One almost does not even know where to begin addressing this kind of hate-filled message. For me, the most horrifying aspect is its total disregard for the very real extent of violence by men against women. One has only to look at the domestic homicide or rape statistics to see how systematic this violence is. One has only to ask anyone who has ever volunteered at a battered women’s shelter to hear story after story about the type of violence that women face every day, how dangerous standing up and leaving an abusive relationship can be, and how much courage it takes for these women to do it. Now how do you suppose this type of imagery would make a survivor feel? This poster goes way beyond the implicit threats of the usual level of harassment women at this school face every day, and openly tries to intimidate and frighten people away from an event that is meant to help empower them to reclaim their sense of safety. These posters also propagate the destructive cultural stereotypes of those women who do stand up and try to fight this system of violence. By portraying anyone who wants to feel safe on their own campus as “butt ugly,” oversensitive, man-hating he-women, these posters further attempt to marginalize this very important event and to disempower and silence those organizing it.

As a community we have had a very mixed semester for gender relations on this campus. For the first time in many years, we saw an Institute-wide coalition of students and administrators come together to organize a week of events on sexual violence and healthy relationships.

We then saw every classroom and bulletin board plastered with full-color posters featuring demeaning images of women conforming to (and propagating) our culture’s patriarchal definition of sexuality and beauty. We saw the administration agree to place a mandatory event on date rape into next year’s new student orientation featuring one of the country’s leading educators, Katie Koestner. Then we saw posters go up everywhere with a cartoon offering up even those women in positions of power (professors, TAs, etc.) as nothing more than sexual objects for the amusement of fraternity boys, and we then had one fraternity boy shout a sexist (and racist) remark at a visitor to our school.

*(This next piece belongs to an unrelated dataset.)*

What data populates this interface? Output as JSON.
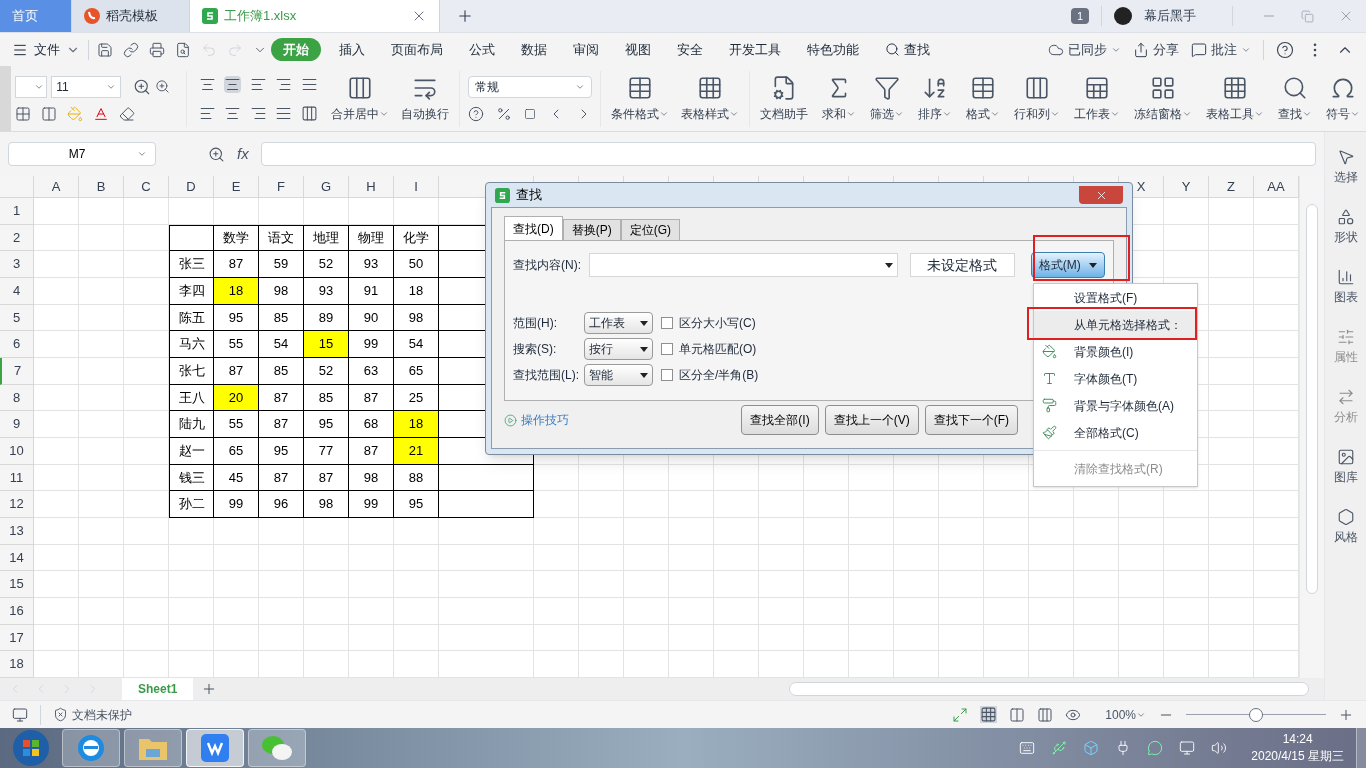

And now that we have seen students organize a Take Back the Night Rally to try to close out the school year with a positive message of support for survivors of sexual violence, we see that some coward or cowards have taken it upon themselves to not only demean and belittle this effort, but to actively try to threaten and silence the community it is meant to help. For me, the only questions that remain to be answered are which message the MIT community (students, faculty, staff, and administrators) will hear, and which we will take to heart. Will we all come together to help make MIT a safer, more supportive, and more comfortable place for everyone, male and female, to grow and learn and work, or will we continue to propagate the culture of violence and degradation that has gripped this school, this country, this world for far too long? I guess we will find out the answer on Thursday.

Brice Smith is a graduate student in the Department of Physics.